The NI UC GWAS index SNP rs2736428 within SLC44A4 was found significantly associated in Japanese (P=3.37 × 10−9) but only nominally associated (P=0.002) in the Dutch cohorts. Other than this, 11 out of the 22 SNPs within SLC44A4 showed nominal association in all three ethnic groups (Table 2), most of which were predicted to have regulatory effects (Supplementary Table S11). Allelic as well as haplotype associations revealed similar patterns across Indians and Japanese, but a different pattern was observed in the Dutch (Supplementary Table S8 and Figure 4), suggesting genetic heterogeneity across the two populations.
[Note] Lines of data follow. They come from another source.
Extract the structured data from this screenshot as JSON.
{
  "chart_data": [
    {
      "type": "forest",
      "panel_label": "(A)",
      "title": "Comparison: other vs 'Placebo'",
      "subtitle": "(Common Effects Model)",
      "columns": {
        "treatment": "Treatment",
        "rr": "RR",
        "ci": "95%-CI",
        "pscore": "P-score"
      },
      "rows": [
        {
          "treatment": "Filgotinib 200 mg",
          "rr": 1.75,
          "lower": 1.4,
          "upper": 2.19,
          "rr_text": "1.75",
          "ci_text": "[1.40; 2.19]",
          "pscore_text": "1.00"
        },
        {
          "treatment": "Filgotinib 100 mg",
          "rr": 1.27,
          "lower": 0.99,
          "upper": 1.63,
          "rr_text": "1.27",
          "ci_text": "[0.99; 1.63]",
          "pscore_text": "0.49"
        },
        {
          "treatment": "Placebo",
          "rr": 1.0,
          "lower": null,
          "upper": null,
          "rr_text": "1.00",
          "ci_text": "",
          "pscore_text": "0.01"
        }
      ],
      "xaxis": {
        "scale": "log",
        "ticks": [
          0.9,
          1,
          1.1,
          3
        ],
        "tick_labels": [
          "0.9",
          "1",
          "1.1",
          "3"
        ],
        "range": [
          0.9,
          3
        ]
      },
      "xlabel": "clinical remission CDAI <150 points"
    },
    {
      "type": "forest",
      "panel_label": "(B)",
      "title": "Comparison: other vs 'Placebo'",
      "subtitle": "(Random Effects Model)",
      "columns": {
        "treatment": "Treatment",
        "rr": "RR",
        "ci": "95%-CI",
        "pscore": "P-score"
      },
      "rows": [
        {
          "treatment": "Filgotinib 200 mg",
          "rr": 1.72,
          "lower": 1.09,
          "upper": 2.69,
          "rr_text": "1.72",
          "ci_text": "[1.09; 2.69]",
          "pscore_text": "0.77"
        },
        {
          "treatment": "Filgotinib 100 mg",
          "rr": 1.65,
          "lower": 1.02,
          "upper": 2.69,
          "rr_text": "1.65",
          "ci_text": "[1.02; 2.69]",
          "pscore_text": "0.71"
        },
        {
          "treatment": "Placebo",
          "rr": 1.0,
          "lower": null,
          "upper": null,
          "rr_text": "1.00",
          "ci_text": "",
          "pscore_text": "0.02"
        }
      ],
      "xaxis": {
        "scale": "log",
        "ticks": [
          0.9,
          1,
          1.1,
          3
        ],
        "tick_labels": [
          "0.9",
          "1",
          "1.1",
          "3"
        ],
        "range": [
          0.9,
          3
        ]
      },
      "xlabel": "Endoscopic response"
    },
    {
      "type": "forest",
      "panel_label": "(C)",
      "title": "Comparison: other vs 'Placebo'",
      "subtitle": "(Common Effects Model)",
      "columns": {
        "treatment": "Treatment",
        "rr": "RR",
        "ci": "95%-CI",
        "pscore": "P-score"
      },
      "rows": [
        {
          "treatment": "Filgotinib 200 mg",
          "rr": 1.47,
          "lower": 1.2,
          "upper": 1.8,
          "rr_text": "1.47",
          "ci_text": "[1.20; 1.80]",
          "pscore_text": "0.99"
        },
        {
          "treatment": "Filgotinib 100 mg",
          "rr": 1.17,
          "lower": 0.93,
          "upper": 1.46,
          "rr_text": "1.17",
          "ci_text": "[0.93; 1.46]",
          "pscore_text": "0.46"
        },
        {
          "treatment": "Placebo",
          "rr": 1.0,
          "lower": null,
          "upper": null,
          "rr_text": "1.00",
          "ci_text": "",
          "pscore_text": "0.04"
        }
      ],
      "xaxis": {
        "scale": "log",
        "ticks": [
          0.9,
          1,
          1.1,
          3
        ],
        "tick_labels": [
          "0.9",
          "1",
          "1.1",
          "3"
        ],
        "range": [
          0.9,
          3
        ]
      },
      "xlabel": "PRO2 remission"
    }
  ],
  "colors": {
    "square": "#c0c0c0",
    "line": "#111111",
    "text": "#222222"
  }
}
Taken together, our findings unequivocally demonstrate evidence of allelic heterogeneity in CFB and genetic heterogeneity in SLC44A4, biologically relevant genes for UC and utility of trans-ethnic studies. These observations reiterate the contemporary need for fine mapping of known loci and trans-ethnic comparisons for identification of common and unique risk variants. This in turn would have implications for predictive medicine and for further understanding of disease biology.